Dennis Quaid hops up and yells, “Come on man! You got to make this look real! I don’t want to be here all night doing this crap!” … and everyone was like… Oh boy, you said the wrong thing now..
So the next time I pitch the ball out to Quaid and he heads toward the sideline and here comes Fox flying 100 miles an hour and just levels him. Quaid’s feet went flying up in the air, his head hits the turf and he was knocked out completely and the hit also broke his collarbone.
So in the movie if the hit looked real, it’s because it was. You can see at the end of the film when the players hoist Quaid up onto their shoulders, he has his arm sitting next to his body because his shoulder was separated.
It was fun. We had a blast being a part of that movie. It was a good time. Actually I was the quarterback in all of the football scenes. They put me down as being the Denver quarterback but I ended up playing the quarterback in every scene and I got to say a few words. I said something like, “Come on guys!” or whatever it was… So I got in the screen actors guild. Now I’m an actor. I tell my family all the time that I’m a famous actor. And they laugh at me like you're doing now..
Q - Is there anything you want to tell the LSU fans?
Jeff - What an honor and a privilege it was to play in front of those fans. They still recognize me today which is amazing to me. I'll go into some place and they recognize me and ask for an autograph and that makes a guy like me feel really good. That people are that loyal of a fans that they remember guys from 30 to 35 years ago.
It is just an amazing privilege to be able to play at a school like LSU. My daughter is going through the same thing now. I tell her to soak it all in. It's something you'll never forget. You just couldn't find a better place to play in the Country.
The fans are just the best. They always have been and they always will be.
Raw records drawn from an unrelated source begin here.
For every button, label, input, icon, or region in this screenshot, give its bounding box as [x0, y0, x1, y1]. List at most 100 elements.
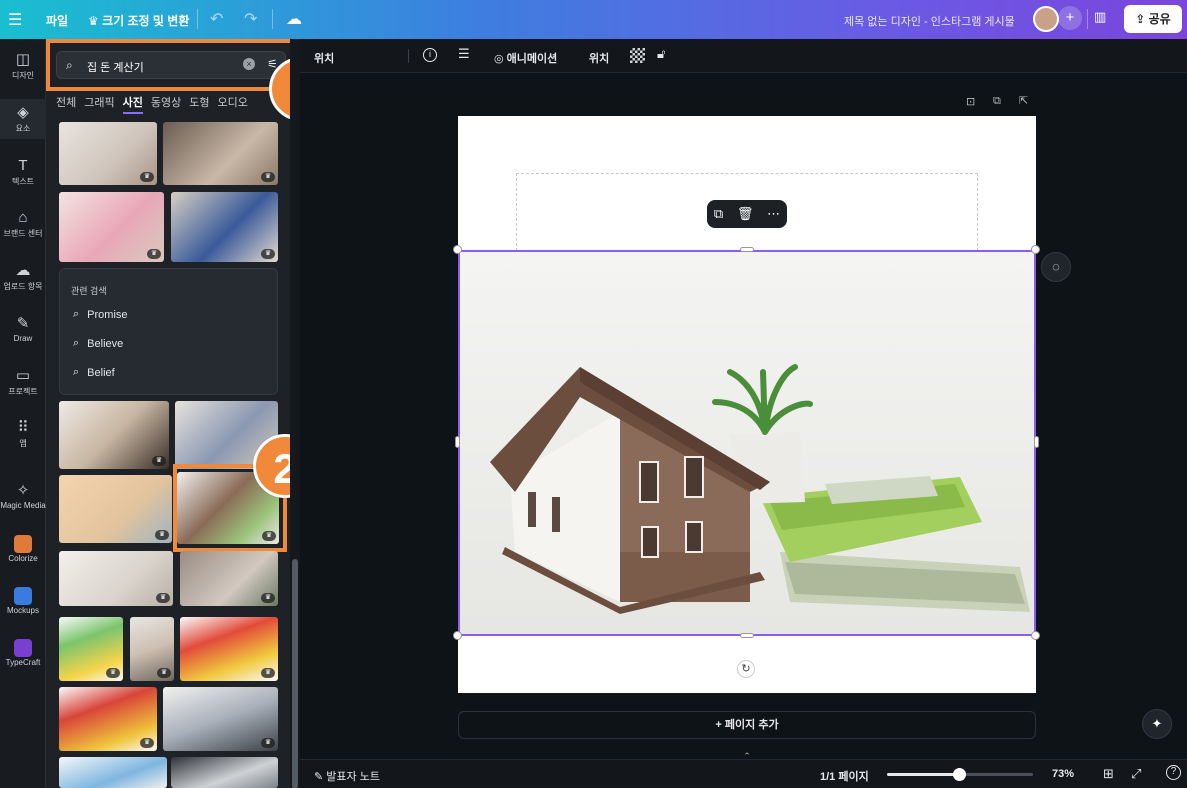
element-floating-menu: ⧉ 🗑︎ ⋯	[707, 200, 787, 228]
crown-icon: ♛	[261, 593, 275, 603]
photo-thumbnail[interactable]: ♛	[171, 192, 278, 262]
typecraft-icon	[14, 639, 32, 657]
photo-thumbnail[interactable]: ♛	[59, 687, 157, 751]
tab-videos[interactable]: 동영상	[151, 94, 181, 114]
rail-item-colorize[interactable]: Colorize	[0, 535, 46, 563]
resize-handle[interactable]	[1034, 436, 1039, 448]
photo-thumbnail[interactable]: ♛	[180, 551, 278, 606]
position-button[interactable]: 위치	[589, 50, 609, 66]
magic-sparkle-icon[interactable]: ✦	[1142, 709, 1172, 739]
rail-item-projects[interactable]: ▭ 프로젝트	[0, 367, 46, 397]
menu-icon[interactable]: ☰	[8, 10, 22, 30]
crown-icon: ♛	[155, 530, 169, 540]
notes-button[interactable]: ✎ 발표자 노트	[314, 768, 380, 784]
analytics-icon[interactable]: ▥	[1094, 9, 1106, 25]
tab-all[interactable]: 전체	[56, 94, 76, 114]
photo-thumbnail[interactable]: ♛	[59, 551, 173, 606]
photo-thumbnail[interactable]: ♛	[59, 401, 169, 469]
add-collaborator-icon[interactable]: +	[1058, 6, 1082, 30]
resize-handle[interactable]	[455, 436, 460, 448]
document-title[interactable]: 제목 없는 디자인 - 인스타그램 게시물	[844, 13, 1015, 29]
photo-thumbnail[interactable]	[59, 757, 167, 788]
trash-icon[interactable]: 🗑︎	[737, 206, 754, 222]
comment-icon[interactable]: ◌	[1041, 252, 1071, 282]
crown-icon: ♛	[261, 172, 275, 182]
resize-handle[interactable]	[1031, 245, 1040, 254]
related-item[interactable]: ⌕ Promise	[73, 308, 128, 321]
position-left-button[interactable]: 위치	[314, 50, 334, 66]
highlight-search	[46, 39, 300, 91]
transparency-icon[interactable]	[630, 48, 645, 63]
rail-item-elements[interactable]: ◈ 요소	[0, 99, 46, 139]
animate-button[interactable]: ◎ 애니메이션	[494, 50, 557, 66]
resize-handle[interactable]	[740, 633, 754, 638]
crown-icon: ♛	[147, 249, 161, 259]
page-indicator[interactable]: 1/1 페이지	[820, 768, 869, 784]
photo-thumbnail[interactable]: ♛	[59, 192, 164, 262]
tab-shapes[interactable]: 도형	[189, 94, 209, 114]
selected-photo[interactable]	[458, 250, 1036, 636]
duplicate-icon[interactable]: ⧉	[714, 206, 723, 222]
panel-scrollbar[interactable]	[290, 39, 300, 788]
zoom-slider-knob[interactable]	[953, 768, 966, 781]
photo-thumbnail[interactable]: ♛	[59, 617, 123, 681]
photo-thumbnail[interactable]: ♛	[59, 122, 157, 185]
expand-pages-icon[interactable]: ⌃	[740, 751, 754, 761]
photo-thumbnail[interactable]: ♛	[163, 687, 278, 751]
add-page-icon[interactable]: ⇱	[1019, 94, 1028, 107]
photo-thumbnail[interactable]: ♛	[59, 475, 172, 543]
crown-icon: ♛	[156, 593, 170, 603]
add-page-button[interactable]: + 페이지 추가	[458, 711, 1036, 739]
rail-item-design[interactable]: ◫ 디자인	[0, 51, 46, 81]
scrollbar-thumb[interactable]	[292, 559, 298, 788]
zoom-slider[interactable]	[887, 768, 1033, 781]
cloud-save-icon[interactable]: ☁	[286, 9, 302, 29]
resize-handle[interactable]	[740, 247, 754, 252]
elements-icon: ◈	[17, 104, 29, 121]
help-icon[interactable]: ?	[1166, 765, 1181, 780]
mockups-icon	[14, 587, 32, 605]
resize-button[interactable]: ♛ 크기 조정 및 변환	[88, 12, 189, 29]
photo-thumbnail[interactable]: ♛	[180, 617, 278, 681]
grid-view-icon[interactable]: ⊞	[1103, 766, 1114, 782]
resize-handle[interactable]	[1031, 631, 1040, 640]
rail-item-apps[interactable]: ⠿ 앱	[0, 419, 46, 449]
resize-handle[interactable]	[453, 631, 462, 640]
house-calculator-image	[460, 252, 1034, 634]
avatar[interactable]	[1033, 6, 1059, 32]
lock-icon[interactable]: 🔓︎	[657, 46, 665, 62]
info-icon[interactable]: i	[423, 48, 437, 62]
tab-audio[interactable]: 오디오	[218, 94, 248, 114]
tab-graphics[interactable]: 그래픽	[84, 94, 114, 114]
rail-item-mockups[interactable]: Mockups	[0, 587, 46, 615]
rail-item-typecraft[interactable]: TypeCraft	[0, 639, 46, 667]
redo-icon[interactable]: ↷	[244, 9, 257, 29]
animate-icon: ◎	[494, 53, 507, 65]
tab-photos[interactable]: 사진	[122, 94, 143, 114]
lock-page-icon[interactable]: ⊡	[966, 95, 975, 108]
duplicate-page-icon[interactable]: ⧉	[993, 95, 1001, 108]
file-menu[interactable]: 파일	[46, 12, 68, 29]
photo-thumbnail[interactable]	[171, 757, 278, 788]
photo-thumbnail[interactable]: ♛	[163, 122, 278, 185]
rail-item-uploads[interactable]: ☁ 업로드 항목	[0, 262, 46, 292]
related-item[interactable]: ⌕ Belief	[73, 366, 115, 379]
share-button[interactable]: ⇪ 공유	[1124, 5, 1182, 33]
photo-thumbnail[interactable]: ♛	[130, 617, 174, 681]
colorize-icon	[14, 535, 32, 553]
resize-handle[interactable]	[453, 245, 462, 254]
editor-area: 위치 i ☰ ◎ 애니메이션 위치 🔓︎ ⊡ ⧉ ⇱ ⧉ 🗑︎ ⋯ ↻ ◌ + …	[300, 39, 1187, 788]
undo-icon[interactable]: ↶	[210, 9, 223, 29]
lines-icon[interactable]: ☰	[458, 46, 470, 62]
zoom-value[interactable]: 73%	[1052, 768, 1074, 780]
related-item[interactable]: ⌕ Believe	[73, 337, 123, 350]
category-tabs: 전체 그래픽 사진 동영상 도형 오디오	[56, 94, 256, 114]
rotate-icon[interactable]: ↻	[737, 660, 755, 678]
rail-item-draw[interactable]: ✎ Draw	[0, 315, 46, 343]
rail-item-text[interactable]: T 텍스트	[0, 157, 46, 187]
rail-item-brand[interactable]: ⌂ 브랜드 센터	[0, 209, 46, 239]
more-icon[interactable]: ⋯	[767, 206, 780, 222]
apps-icon: ⠿	[17, 419, 29, 436]
fullscreen-icon[interactable]: ⤢	[1131, 766, 1141, 782]
rail-item-magic-media[interactable]: ✧ Magic Media	[0, 482, 46, 510]
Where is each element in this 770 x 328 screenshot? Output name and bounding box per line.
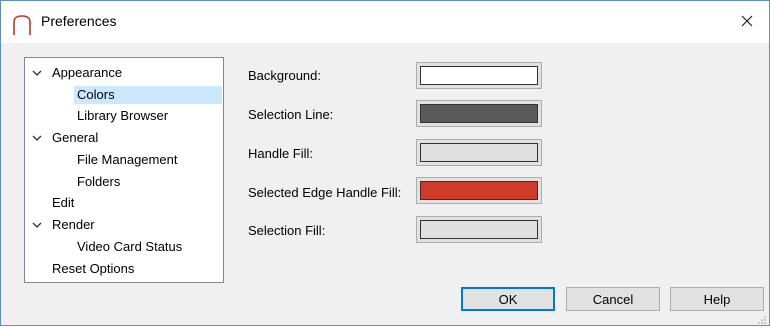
handle-fill-color-button[interactable] [416,139,542,166]
tree-item-label: Video Card Status [77,239,183,254]
selection-line-color-button[interactable] [416,100,542,127]
background-label: Background: [248,68,321,83]
title-bar[interactable]: Preferences [1,1,769,43]
tree-item-label: Colors [77,87,115,102]
chevron-down-icon[interactable] [31,219,43,231]
selection-fill-color-button[interactable] [416,216,542,243]
selection-fill-color-swatch [420,220,538,239]
tree-item-colors[interactable]: Colors [74,86,222,104]
tree-item-reset-options[interactable]: Reset Options [49,260,137,278]
chevron-down-icon[interactable] [31,67,43,79]
category-tree[interactable]: Appearance Colors Library Browser Genera… [24,57,224,283]
help-button[interactable]: Help [670,287,764,311]
tree-item-label: Reset Options [52,261,135,276]
tree-item-label: Appearance [52,65,123,80]
tree-item-video-card-status[interactable]: Video Card Status [74,238,185,256]
window-title: Preferences [41,13,117,29]
tree-item-library-browser[interactable]: Library Browser [74,107,171,125]
tree-item-label: File Management [77,152,178,167]
tree-item-label: Render [52,217,95,232]
chevron-down-icon[interactable] [31,132,43,144]
handle-fill-label: Handle Fill: [248,146,314,161]
handle-fill-color-swatch [420,143,538,162]
background-color-button[interactable] [416,62,542,89]
selection-line-color-swatch [420,104,538,123]
selected-edge-handle-fill-color-button[interactable] [416,177,542,204]
tree-item-label: General [52,130,99,145]
resize-grip-icon[interactable] [757,313,767,324]
selection-fill-label: Selection Fill: [248,223,326,238]
tree-item-file-management[interactable]: File Management [74,151,180,169]
tree-item-folders[interactable]: Folders [74,173,123,191]
cancel-button[interactable]: Cancel [566,287,660,311]
tree-item-edit[interactable]: Edit [49,194,77,212]
background-color-swatch [420,66,538,85]
ok-button[interactable]: OK [461,287,555,311]
tree-item-label: Library Browser [77,108,169,123]
arch-app-icon [11,14,33,36]
selection-line-label: Selection Line: [248,107,334,122]
selected-edge-handle-fill-label: Selected Edge Handle Fill: [248,185,402,200]
preferences-dialog: Preferences Appearance Colors Library Br… [0,0,770,326]
tree-item-label: Edit [52,195,75,210]
selected-edge-handle-fill-color-swatch [420,181,538,200]
close-button[interactable] [725,1,769,43]
tree-item-label: Folders [77,174,121,189]
close-icon [741,15,753,30]
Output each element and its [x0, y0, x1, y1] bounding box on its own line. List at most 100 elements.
I'm just so appreciative...
Q - Would you like to tell us what you're doing now?
Jeff - I just sold my company recently. I basically have an Import company where we bring products in from overseas and sell them. It's mainly Industrial and Marine Supplies that we sell to the environmental companies, the plants, pump rental companies, things like that… I sold it back in November, so now I'm just working for the new company doing the same thing.